At school, I have learned so many interesting things about how students learn, Tanzanian culture, and things about my teachers. This week, I have taught math and science. In the math lessons, I taught how to add and subtract vertically and horizontally. The students learn in a way of counting sticks together (for addition) and cutting sticks (for subtraction). For science this week, I taught about sitting and walking proper, and HIV/AIDS. I have learned that the language barrier is the hardest thing about teaching here. I try to ask the students questions about the math or science and they only respond with “yes”. I ask the questions in a different way, but the students still have a hard time answering what I am asking them. I have tried different ways of getting responses and it has worked great. I modeled first how to do something, then I would say, “tell me all together” and they would repeat what I just said. They understand better by choral response and I noticed that in their classwork notes. Also, I stepped out of the comfort zone of the students and did an activity that didn’t involve writing in their notebooks for classwork. The students will always learn a lesson for about 15-20 minutes and then they will copy the notes in their notebook. This copying process takes a very long time because they are such young students. I learned that they LOVE the individual attention by me so I tried a math activity that involved picking cards. I went to each students desk and had them pick a card. I would have 2 students pick one card at a time and then I would tell them to either add or subtract those two numbers. This was such a different experience for these students because they weren’t used to doing a classroom activity. I learned that my teacher wanted to really teach the way I did.
I have also learned a lot about Tanzanian culture by just talking to my math teacher, Rehma. She was asking me and telling me about differences or similarities in America. She first asked me if I was married and how marriage works in the USA. I told her that I wasn’t married but had a boyfriend for a long time. She told me that usually women get married here at a young age and then have kids. She has 3 children 12, 8, and 4 months and she has been teaching for over 10 years at Lutheran. Then we talked about beggars on the street here and beggars on the street in the US. She told me that we had to be careful because some of the beggars use the money for drugs or other bad habits. She also told me that those people will sit out on the streets and just wait for people to give them money. Most of the women will cook corn, beans, and nuts and try to sell those to make money for their families. Then we talked about religion here and in the US. She said most of the people she knows are either Lutheran or Roman Catholic.

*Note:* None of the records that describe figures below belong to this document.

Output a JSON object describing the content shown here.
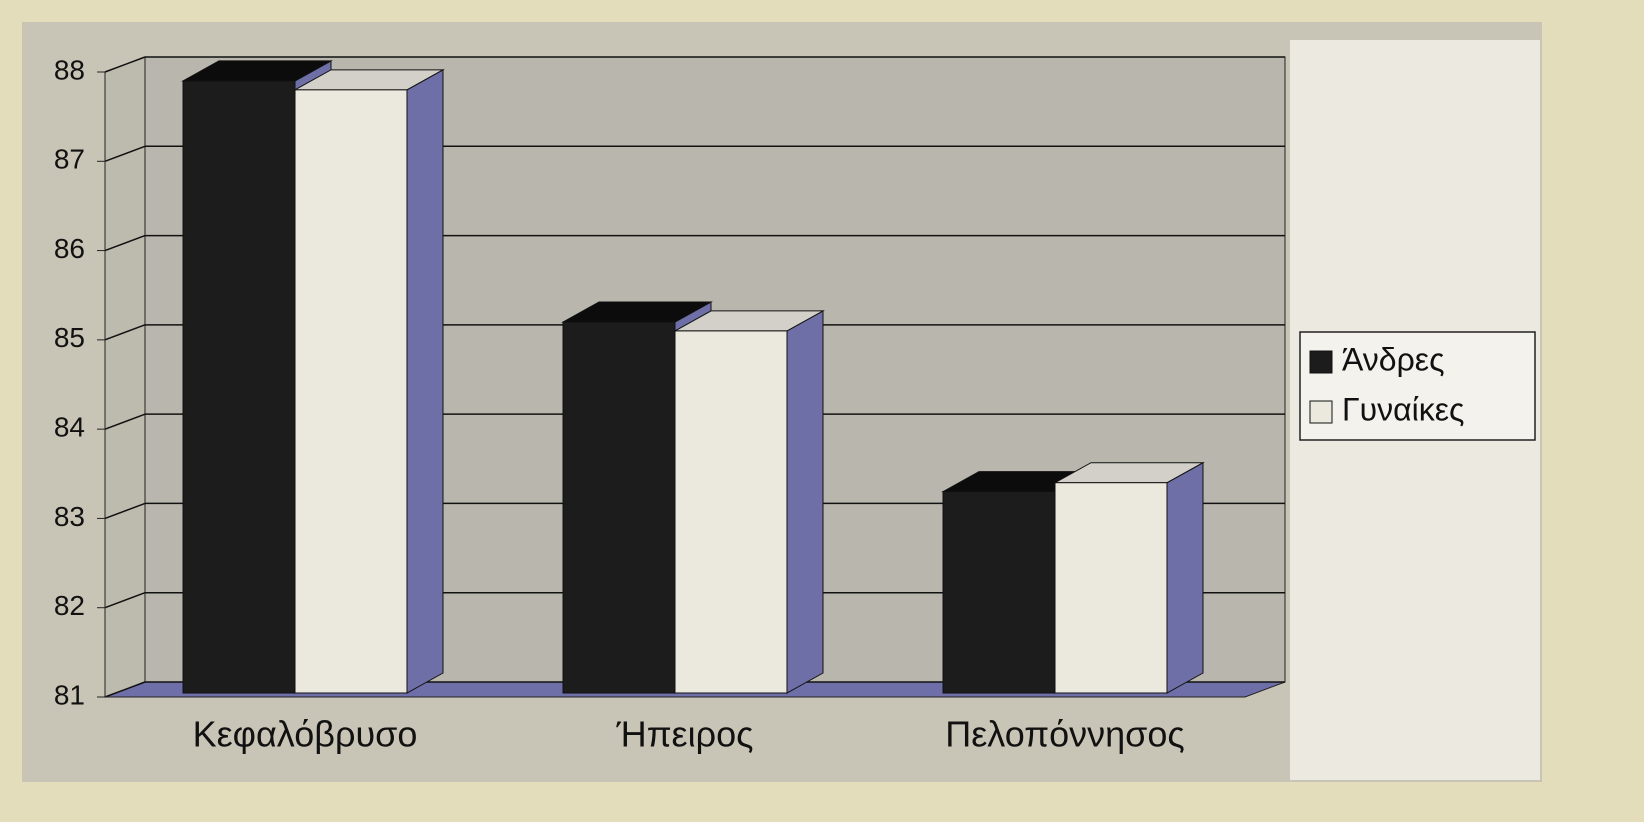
{
  "chart_data": {
    "type": "bar3d",
    "categories": [
      "Κεφαλόβρυσο",
      "Ήπειρος",
      "Πελοπόννησος"
    ],
    "series": [
      {
        "name": "Άνδρες",
        "color": "#1c1c1c",
        "values": [
          87.9,
          85.2,
          83.3
        ]
      },
      {
        "name": "Γυναίκες",
        "color": "#ebe8de",
        "values": [
          87.8,
          85.1,
          83.4
        ]
      }
    ],
    "ylim": [
      81,
      88
    ],
    "yticks": [
      81,
      82,
      83,
      84,
      85,
      86,
      87,
      88
    ],
    "grid": true,
    "legend": "right"
  }
}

They have certain times during the day for prayer where everyone goes to pray. She asked me if we had certain times and I just told her that I go to church on Sunday’s and other people can go to church more than once a week if it is offered. I also shared with her that we can pray when we need to pray, like when we need to ask for forgiveness, pray for meals, before bed, and for guidance. She was shocked to hear that we could pray whenever we needed too because their prayers are always scheduled. I learned so much about her culture and a little about Tanzanian culture last week that I am so interested in hearing more this coming up week!
On the street, we made friends with the locals who have been trying to sell us items at the beginning of the week and now they don’t try to sell us things anymore. They will help us cross the street because the streets are super crazy here! They will also ask us about Michigan and Obama. They are becoming our friends and they are really nice to everyone which makes us all feel more comfortable while walking. I just love the culture here in the streets and seeing how friendly people are. I learned a lot about the street life and how much people want to talk to us. I love being here with all the hustle and bustle of the city!